Un bal masqué, de Verdi


  • Vu Un bal masqué avec mon gros loup avec S avec qui j'aurai vu plus de Verdi en un an que dans les vingt dernières années.
  • C'est celui à la prophétie autoréalisatrice: Riccardo sait qu'il sera tué par son meilleur ami, mais il n'y croit pas, le bougre
  • Une distribution à oublier: un Riccardo tellement enroué qu'il fait pitié et qu'on a envie de mettre en urgence sous perfusion de pastilles Pullmoll, une Amelia au vibrato aussi indécemment large que son tour de taille... seule belle voix, celle de Camilla Tilling en Oscar vibrionnant.

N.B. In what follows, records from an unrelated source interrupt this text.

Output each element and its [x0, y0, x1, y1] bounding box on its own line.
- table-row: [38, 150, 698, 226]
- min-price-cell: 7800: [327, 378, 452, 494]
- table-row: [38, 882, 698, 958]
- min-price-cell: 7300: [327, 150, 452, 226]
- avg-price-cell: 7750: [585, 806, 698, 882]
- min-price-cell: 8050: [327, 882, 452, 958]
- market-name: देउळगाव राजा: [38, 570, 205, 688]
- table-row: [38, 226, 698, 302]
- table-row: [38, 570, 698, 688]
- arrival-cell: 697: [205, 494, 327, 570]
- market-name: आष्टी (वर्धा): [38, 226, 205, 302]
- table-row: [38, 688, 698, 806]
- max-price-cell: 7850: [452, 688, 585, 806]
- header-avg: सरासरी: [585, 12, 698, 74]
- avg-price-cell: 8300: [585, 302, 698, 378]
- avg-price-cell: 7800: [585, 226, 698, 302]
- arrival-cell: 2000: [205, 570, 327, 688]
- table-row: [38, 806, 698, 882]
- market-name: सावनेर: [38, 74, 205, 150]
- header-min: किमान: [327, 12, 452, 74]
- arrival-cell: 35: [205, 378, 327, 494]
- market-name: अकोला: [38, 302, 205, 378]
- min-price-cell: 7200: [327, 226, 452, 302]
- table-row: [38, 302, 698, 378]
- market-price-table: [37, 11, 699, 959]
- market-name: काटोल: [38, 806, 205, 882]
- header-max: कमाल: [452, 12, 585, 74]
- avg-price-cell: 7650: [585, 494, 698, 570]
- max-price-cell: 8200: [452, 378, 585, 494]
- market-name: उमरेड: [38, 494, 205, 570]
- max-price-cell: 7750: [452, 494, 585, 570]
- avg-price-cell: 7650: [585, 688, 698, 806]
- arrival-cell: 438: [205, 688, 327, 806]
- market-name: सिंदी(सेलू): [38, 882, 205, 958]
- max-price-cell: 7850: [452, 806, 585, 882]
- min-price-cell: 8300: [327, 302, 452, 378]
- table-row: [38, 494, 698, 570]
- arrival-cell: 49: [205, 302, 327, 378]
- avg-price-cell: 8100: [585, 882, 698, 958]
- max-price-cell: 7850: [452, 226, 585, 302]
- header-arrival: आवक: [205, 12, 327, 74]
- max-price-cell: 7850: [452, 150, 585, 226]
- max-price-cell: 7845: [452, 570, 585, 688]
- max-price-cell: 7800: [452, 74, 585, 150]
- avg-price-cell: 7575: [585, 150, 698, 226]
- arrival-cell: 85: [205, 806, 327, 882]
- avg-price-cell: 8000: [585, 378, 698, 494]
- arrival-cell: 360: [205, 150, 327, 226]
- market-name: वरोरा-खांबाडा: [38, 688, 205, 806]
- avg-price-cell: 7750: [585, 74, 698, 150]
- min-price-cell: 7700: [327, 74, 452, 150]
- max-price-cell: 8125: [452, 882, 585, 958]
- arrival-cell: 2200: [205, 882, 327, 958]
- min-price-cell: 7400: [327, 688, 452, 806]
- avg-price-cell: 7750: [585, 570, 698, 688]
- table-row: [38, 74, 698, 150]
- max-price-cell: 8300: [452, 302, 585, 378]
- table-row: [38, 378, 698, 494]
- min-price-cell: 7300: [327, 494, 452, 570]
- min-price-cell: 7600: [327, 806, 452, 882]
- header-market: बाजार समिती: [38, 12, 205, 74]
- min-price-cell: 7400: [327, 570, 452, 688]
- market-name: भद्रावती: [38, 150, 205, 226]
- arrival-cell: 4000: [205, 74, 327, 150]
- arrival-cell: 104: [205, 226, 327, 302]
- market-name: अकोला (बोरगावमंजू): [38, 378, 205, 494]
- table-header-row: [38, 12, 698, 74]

  • La musique de Verdi: son génie du montage, l'ironie des situations, toujours à plusieurs sens: à l'acte II, le bref trio en ré mineur, beau comme du Mendelssohn, où le mari/ami, sa femme et le comte chantent la mort qui approche; le finale où les conjurés se moquent de l'ami fidèle qui s'est fait piéger; et enfin, à l'acte III, le quintette des conjurés avec Amalia et Oscar, véritable chaudron où cuisent les affects avant la grande scène de bal. Qu'il me soit permis de préférer la musique décolorée du petit orchestre en coulisses pour les adieux du comte et d'Amalia à ce qui suit, cette fin pompeuse où le ténor n'en finit pas d'agoniser tout en cherchant à réconcilier la terre entière....
  • Pas sûr que la musique du Lohengrin, demain, soit aussi simulante.